There is a lot at stake. Should, as expected, the Donbass regions vote to join with Russia, Moscow would then recognize them as legitimate parts of the Russian Federation. Any future attacks on them by Ukraine would then be considered an act of war, with additional consequences for regional security due to Russia’s membership of The Collective Security Treaty Organization (CSTO) This also includes Armenia, Belarus, Kazakhstan, Kyrgyzstan, and Tajikistan. These are countries are all at varying levels of involvement with the SCO. According to the CSTO charter, an attack on one is considered an attack on all.
Moscow will be hoping that a referendum will settle the Ukraine conflict – however this depends upon persuading both Ukraine and the West that this is a workable solution and the fighting ends with Ukraine ceding these territories and Crimea permanently to Russia.

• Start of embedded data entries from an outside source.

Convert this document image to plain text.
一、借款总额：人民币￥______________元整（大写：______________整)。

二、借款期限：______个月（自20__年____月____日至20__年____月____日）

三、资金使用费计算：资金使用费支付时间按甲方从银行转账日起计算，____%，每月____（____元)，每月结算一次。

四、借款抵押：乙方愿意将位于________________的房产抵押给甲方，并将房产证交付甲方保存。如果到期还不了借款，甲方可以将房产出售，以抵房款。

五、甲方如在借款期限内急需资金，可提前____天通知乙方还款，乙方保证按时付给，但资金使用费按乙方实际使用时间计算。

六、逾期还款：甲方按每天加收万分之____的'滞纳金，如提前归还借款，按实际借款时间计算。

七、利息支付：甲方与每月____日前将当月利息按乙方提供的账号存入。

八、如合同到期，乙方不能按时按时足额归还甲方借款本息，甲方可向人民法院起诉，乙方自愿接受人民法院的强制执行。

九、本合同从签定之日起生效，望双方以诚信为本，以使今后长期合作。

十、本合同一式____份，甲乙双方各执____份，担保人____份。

It remains to be seen though how the CSTO countries or other members of SCO will react to Russia’s proposal. The same can be said for the BRICS nations, with the question open as to whether any of them will be prepared to act as observers to the Donbass referendums. Not doing so would be to be seen as sitting on the fence and probably prolonging the conflict. Aligning with Russia could well incur sanctions from Europe and the United States, although a solution to stop the fighting may result. It is a tough call and especially for countries such as India and to some extent China, who are seen as keeping the Ukraine conflict at arms-length. Lending official support to Russian referendums reduces that distance. Russian officials will have gauged the likelihood of success at the recent SCO Heads of State conference last week.
It is going to be a tough call to make. Yet without it, the fighting will undoubtedly continue and could well get worse. The decision will test the resolve of the SCO as a regional security bloc for the first time in dealing with a significant regional military dispute. How it reacts is a challenge Russia has thrown down and could shape the credibility of the SCO for decades to come.